ByThe Associated Press
July 17, 2026, 5:07 PM

ARLINGTON, Va. -- A lawmaker sponsoring a key piece of federal college sports legislation said he believes the bill likely has the support it needs to make it through the upper chamber.

“We probably have 60 votes,” Sen. Eric Schmitt, R-Mo., said Friday at the Associated Press Sports Editors meeting.

Schmitt called the next two weeks critical for the Protect College Sports Act.

He said leaders from the Southeastern and Big Ten Conferences, both of which oppose the bill as it is written, have met with the top sponsors — Sens. Ted Cruz, R-Texas, and Maria Cantwell, D-Wash. — to negotiate changes in the bill in an effort to gather their support.

Without the bill, Schmitt said "the trajectory of this in three years will be even further unrecognizable,” predicting a scenario in which women’s sports teams fold under financial strain.

College sports has been struggling to find a fair way to pay players for their name, image and likeness since payments to players were approved by a federal court last summer.

The legislation introduced by Cruz and Cantwell offers the NCAA and conferences limited liability protection and moves to preempt the patchwork of state laws that govern NIL payments. It also opens the option for conferences to pool their media rights — a move proponents say could generate extra billions but that the SEC and Big Ten do not support.

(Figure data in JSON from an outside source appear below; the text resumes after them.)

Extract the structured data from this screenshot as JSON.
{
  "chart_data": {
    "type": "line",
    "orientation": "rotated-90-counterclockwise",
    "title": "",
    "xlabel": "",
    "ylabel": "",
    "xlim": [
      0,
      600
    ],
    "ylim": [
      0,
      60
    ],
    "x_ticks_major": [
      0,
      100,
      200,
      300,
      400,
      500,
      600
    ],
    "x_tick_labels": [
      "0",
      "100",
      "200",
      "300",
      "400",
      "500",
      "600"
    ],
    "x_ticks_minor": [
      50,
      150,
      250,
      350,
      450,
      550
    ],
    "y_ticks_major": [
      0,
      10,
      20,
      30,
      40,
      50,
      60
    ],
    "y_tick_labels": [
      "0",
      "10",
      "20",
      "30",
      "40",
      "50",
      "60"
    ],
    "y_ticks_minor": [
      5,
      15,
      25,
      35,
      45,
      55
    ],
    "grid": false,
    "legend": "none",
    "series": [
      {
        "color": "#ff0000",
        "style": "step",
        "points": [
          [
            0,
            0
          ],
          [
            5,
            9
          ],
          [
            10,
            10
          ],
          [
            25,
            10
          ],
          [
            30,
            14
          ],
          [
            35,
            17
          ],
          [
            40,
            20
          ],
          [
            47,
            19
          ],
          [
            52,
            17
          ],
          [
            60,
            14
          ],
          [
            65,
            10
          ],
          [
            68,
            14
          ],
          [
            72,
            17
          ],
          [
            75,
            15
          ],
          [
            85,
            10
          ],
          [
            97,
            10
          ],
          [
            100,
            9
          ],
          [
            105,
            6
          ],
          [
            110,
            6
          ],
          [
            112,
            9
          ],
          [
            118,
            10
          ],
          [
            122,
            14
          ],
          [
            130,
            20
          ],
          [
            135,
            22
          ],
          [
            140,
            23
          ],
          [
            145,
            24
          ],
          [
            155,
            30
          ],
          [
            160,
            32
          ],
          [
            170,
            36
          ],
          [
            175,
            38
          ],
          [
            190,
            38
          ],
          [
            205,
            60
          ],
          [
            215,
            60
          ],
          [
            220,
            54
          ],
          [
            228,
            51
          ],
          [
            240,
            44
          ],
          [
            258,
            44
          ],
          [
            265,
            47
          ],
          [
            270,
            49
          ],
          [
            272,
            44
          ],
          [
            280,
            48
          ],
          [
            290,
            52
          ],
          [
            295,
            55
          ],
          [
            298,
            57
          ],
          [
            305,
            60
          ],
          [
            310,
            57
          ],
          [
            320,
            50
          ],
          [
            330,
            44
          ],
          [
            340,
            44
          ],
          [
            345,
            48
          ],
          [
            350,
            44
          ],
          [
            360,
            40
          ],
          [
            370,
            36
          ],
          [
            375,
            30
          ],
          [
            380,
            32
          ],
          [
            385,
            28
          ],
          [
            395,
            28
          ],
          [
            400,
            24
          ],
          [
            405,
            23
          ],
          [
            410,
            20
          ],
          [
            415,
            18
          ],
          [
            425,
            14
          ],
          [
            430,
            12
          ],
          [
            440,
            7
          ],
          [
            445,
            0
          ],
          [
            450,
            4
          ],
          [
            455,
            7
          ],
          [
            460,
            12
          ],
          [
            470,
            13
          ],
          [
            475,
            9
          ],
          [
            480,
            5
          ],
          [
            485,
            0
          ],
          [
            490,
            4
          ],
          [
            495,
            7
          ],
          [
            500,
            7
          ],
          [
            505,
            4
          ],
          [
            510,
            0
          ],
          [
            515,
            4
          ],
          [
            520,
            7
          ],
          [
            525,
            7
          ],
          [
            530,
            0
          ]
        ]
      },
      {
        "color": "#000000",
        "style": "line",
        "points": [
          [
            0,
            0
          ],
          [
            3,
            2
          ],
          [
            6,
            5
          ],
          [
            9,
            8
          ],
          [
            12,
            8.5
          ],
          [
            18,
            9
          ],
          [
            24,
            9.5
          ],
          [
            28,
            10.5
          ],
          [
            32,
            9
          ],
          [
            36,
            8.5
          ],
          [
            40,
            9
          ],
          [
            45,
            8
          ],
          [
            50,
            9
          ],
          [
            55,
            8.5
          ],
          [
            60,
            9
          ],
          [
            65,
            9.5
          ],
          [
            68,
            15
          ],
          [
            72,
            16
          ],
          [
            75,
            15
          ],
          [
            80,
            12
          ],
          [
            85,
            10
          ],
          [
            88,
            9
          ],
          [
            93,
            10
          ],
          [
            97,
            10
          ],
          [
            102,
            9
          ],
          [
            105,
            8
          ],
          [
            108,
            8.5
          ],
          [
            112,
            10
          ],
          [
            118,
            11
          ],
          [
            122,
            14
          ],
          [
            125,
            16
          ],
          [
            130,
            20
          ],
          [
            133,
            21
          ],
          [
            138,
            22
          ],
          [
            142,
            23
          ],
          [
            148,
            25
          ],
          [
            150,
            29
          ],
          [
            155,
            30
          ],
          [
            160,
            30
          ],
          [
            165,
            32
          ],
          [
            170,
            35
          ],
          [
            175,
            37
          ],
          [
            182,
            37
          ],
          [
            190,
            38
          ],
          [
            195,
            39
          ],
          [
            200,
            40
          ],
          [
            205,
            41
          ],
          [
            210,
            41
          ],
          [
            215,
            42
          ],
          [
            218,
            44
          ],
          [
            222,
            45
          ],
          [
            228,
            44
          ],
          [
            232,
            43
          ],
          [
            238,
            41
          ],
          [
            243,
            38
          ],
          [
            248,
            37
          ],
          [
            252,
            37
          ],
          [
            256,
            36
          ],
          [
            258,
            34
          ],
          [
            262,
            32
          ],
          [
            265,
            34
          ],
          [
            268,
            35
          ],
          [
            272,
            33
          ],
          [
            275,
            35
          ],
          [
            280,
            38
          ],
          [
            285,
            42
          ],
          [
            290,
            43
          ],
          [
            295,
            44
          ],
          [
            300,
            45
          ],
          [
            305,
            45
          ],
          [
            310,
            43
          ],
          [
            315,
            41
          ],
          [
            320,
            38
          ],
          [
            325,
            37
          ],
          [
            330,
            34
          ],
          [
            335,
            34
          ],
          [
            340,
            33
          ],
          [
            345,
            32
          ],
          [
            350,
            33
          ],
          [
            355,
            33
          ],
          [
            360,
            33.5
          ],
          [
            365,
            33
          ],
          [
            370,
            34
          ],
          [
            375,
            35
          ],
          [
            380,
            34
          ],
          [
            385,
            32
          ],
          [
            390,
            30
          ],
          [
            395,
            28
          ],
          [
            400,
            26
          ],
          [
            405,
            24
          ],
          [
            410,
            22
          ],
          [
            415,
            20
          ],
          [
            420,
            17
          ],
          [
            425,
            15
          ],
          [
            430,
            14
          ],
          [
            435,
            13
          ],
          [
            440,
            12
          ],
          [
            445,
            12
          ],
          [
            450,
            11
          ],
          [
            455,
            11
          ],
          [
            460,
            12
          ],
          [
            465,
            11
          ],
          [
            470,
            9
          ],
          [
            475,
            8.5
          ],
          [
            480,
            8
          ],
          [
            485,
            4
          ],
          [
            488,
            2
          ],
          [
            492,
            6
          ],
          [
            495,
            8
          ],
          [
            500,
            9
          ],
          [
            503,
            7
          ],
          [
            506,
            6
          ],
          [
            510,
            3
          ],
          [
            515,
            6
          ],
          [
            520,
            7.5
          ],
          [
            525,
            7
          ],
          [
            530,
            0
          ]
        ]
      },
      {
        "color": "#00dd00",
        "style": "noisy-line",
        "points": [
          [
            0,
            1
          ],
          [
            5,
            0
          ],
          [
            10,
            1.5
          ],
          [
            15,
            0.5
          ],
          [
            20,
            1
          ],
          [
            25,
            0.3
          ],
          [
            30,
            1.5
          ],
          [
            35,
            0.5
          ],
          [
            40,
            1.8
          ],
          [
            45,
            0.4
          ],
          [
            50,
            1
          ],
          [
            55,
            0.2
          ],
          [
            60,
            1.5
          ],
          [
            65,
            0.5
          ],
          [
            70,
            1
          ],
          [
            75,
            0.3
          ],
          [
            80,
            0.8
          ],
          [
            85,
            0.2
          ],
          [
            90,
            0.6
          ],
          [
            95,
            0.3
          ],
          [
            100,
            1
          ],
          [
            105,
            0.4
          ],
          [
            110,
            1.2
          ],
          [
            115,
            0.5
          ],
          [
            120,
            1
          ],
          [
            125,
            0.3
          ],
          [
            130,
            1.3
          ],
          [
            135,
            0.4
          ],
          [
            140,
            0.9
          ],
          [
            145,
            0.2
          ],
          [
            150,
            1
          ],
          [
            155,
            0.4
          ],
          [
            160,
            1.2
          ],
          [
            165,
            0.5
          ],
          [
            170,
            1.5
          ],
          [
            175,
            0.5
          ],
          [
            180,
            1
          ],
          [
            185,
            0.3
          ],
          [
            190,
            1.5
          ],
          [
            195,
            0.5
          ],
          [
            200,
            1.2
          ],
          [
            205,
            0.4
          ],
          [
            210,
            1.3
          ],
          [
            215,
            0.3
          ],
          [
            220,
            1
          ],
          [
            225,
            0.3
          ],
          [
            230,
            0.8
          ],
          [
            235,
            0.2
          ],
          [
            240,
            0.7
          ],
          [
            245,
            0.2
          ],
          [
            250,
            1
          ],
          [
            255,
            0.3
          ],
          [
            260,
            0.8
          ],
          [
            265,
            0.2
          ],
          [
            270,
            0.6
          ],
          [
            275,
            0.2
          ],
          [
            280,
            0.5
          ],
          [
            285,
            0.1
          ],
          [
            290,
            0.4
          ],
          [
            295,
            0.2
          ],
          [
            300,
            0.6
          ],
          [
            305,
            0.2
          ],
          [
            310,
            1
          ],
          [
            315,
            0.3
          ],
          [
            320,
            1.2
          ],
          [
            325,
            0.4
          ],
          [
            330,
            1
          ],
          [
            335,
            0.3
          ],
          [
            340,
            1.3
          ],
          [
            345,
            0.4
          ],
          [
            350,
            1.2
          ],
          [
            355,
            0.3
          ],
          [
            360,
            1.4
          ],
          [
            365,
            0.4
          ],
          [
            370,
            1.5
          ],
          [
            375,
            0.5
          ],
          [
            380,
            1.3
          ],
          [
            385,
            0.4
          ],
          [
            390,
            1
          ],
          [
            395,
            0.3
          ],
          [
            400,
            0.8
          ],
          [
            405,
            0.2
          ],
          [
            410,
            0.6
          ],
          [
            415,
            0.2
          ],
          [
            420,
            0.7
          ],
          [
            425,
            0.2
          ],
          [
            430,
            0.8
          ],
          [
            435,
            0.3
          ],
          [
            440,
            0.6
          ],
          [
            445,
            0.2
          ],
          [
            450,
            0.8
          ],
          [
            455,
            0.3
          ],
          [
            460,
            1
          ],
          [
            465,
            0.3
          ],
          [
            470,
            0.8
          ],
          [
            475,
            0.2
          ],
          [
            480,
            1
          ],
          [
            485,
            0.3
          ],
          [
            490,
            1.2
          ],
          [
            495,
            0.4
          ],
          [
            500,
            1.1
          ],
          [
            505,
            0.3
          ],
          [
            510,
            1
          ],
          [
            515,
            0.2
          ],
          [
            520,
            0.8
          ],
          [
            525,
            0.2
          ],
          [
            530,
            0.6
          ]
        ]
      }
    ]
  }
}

In a letter to school presidents last month, SEC commissioner Greg Sankey outlined worries that the bill could create more problems than it solves. Sankey suggested rewriting a section of the bill that allows athletes to file civil lawsuits in certain cases, saying as it was written it could create more litigation instead of reducing it.

Even if the bill passes the Senate, it would face an unlikely run through the narrowly divided House, where both Democrats and Republicans have found a number of flaws with another bill — the SCORE Act — that never came to a floor vote.